I vincitori che pagano dazio

Siamo talmente presi dalle vicende di casa nostra da trascurare quanto sta avvenendo nel mondo. Donald Trump non si accontenta di incassare la disponibilità del leader nord-coreano a dialogare dopo le scorribande nucleari, ma ha dichiarato aperta la guerra dei dazi, facendo incazzare Europa, Giappone, Cina, un po’ tutti insomma, preoccupati delle ripercussioni economiche di un atteggiamento protezionistico americano, che dalle parole sembra passare ai fatti.

Prima o dopo doveva succedere: o Trump ha scherzato in campagna elettorale prendendo in giro tutti oppure mantiene le promesse di un ripiegamento commerciale a illusoria e nazionalistica difesa della produzione e del lavoro statunitensi. Credo che la scienza economica, la coscienza politica e l’esperienza storica dimostrino ampiamente l’insensatezza di un tale approccio; se la globalizzazione va riformata e corretta non è certo così che si può tentare di farlo, con iniziative unilaterali, bellicose, drastiche e demagogiche. Ammetto che il popolo possa reagire criticamente soffrendo le conseguenze di una globalizzazione spericolata e senza regole, ma alle preoccupazioni popolari non si deve rispondere con misure populiste, vale a dire cavalcando vergognosamente e strumentalmente le ansie della gente. Il confine tra popolarismo e populismo è proprio questo: qualcuno gioca sull’equivoco, ma, come si suol dire, le balle stanno in poco posto.

L’Europa sta reagendo a livello diplomatico e non è escluso che debba reagire anche a livello commerciale, rispondendo a tono e suonando le proprie campane.

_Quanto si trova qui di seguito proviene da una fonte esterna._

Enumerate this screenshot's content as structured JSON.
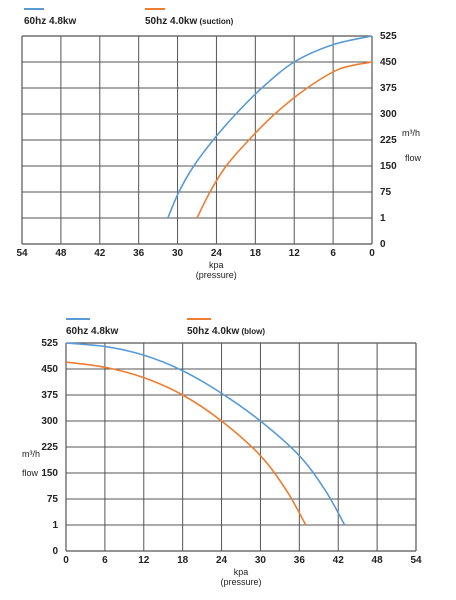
{
  "chart_data": [
    {
      "type": "line",
      "panel": "suction",
      "x_reversed": true,
      "xlim": [
        54,
        0
      ],
      "x_ticks": [
        "54",
        "48",
        "42",
        "36",
        "30",
        "24",
        "18",
        "12",
        "6",
        "0"
      ],
      "y_ticks": [
        "0",
        "1",
        "75",
        "150",
        "225",
        "300",
        "375",
        "450",
        "525"
      ],
      "y_unit": "m³/h",
      "y_name": "flow",
      "xlabel": "kpa",
      "xlabel_sub": "(pressure)",
      "legend_placement": "top",
      "series": [
        {
          "name": "60hz 4.8kw",
          "color": "#5b9bd5",
          "points": [
            [
              31.5,
              1
            ],
            [
              29.8,
              75
            ],
            [
              27.5,
              150
            ],
            [
              24.5,
              225
            ],
            [
              21,
              300
            ],
            [
              17,
              375
            ],
            [
              12,
              450
            ],
            [
              6,
              500
            ],
            [
              0,
              525
            ]
          ]
        },
        {
          "name": "50hz  4.0kw",
          "name_suffix": "(suction)",
          "color": "#ed7d31",
          "points": [
            [
              27,
              1
            ],
            [
              25,
              75
            ],
            [
              22.5,
              150
            ],
            [
              19,
              225
            ],
            [
              15,
              300
            ],
            [
              10,
              375
            ],
            [
              5,
              430
            ],
            [
              0,
              450
            ]
          ]
        }
      ]
    },
    {
      "type": "line",
      "panel": "blow",
      "x_reversed": false,
      "xlim": [
        0,
        54
      ],
      "x_ticks": [
        "0",
        "6",
        "12",
        "18",
        "24",
        "30",
        "36",
        "42",
        "48",
        "54"
      ],
      "y_ticks": [
        "0",
        "1",
        "75",
        "150",
        "225",
        "300",
        "375",
        "450",
        "525"
      ],
      "y_unit": "m³/h",
      "y_name": "flow",
      "xlabel": "kpa",
      "xlabel_sub": "(pressure)",
      "legend_placement": "top",
      "series": [
        {
          "name": "60hz 4.8kw",
          "color": "#5b9bd5",
          "points": [
            [
              0,
              525
            ],
            [
              6,
              515
            ],
            [
              12,
              490
            ],
            [
              18,
              445
            ],
            [
              24,
              380
            ],
            [
              30,
              300
            ],
            [
              36,
              200
            ],
            [
              40,
              100
            ],
            [
              43,
              1
            ]
          ]
        },
        {
          "name": "50hz  4.0kw",
          "name_suffix": "(blow)",
          "color": "#ed7d31",
          "points": [
            [
              0,
              470
            ],
            [
              6,
              455
            ],
            [
              12,
              425
            ],
            [
              18,
              375
            ],
            [
              24,
              300
            ],
            [
              30,
              200
            ],
            [
              34,
              100
            ],
            [
              37,
              1
            ]
          ]
        }
      ]
    }
  ]
}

Penso e spero che non si arriverà ad aprire una vera e propria guerra dei dazi: sarebbe un clamoroso passo indietro. Da Trump non c’è da aspettarsi niente di buono, nonostante abbia sostenitori, più o meno palesi, anche in Europa ed anche in Italia.

Mi viene spontaneo chiedere: come si comporterebbe in sede europea il trionfatore Matteo Salvini, di fronte all’attacco protezionista americano? Starebbe al gioco trumpiano dell’ognuno guardi in casa propria o si farebbe coinvolgere dal vento liberista europeo? Farebbe coerentemente il populista o guarderebbe pragmaticamente agli assetti commerciali mondiali? Sarà anche questo il banco di prova dei nuovi governanti italiani. Per non parlare di manovre correttive chieste dall’Europa sui conti pubblici italiani. A tale riguardo il prode Salvini ha rassicurato che ridurrà il deficit senza sacrifici, anzi abbassando comunque le tasse. E quindi faccia in fretta il Presidente Mattarella ad affidargli l’incarico: non perdiamo queste miracolose opportunità. Magari Salvini sarà in grado persino di   trovare accordi commerciali con Trump. Si sta cercando la giusta sede per aprire un tavolo di trattativa fra Stati Uniti e Corea del Nord? Ebbene ospitiamoli in Italia: in via Bellerio? Facciamo addirittura a palazzo Chigi, con Salvini a fare gli onori di casa. Meglio di così!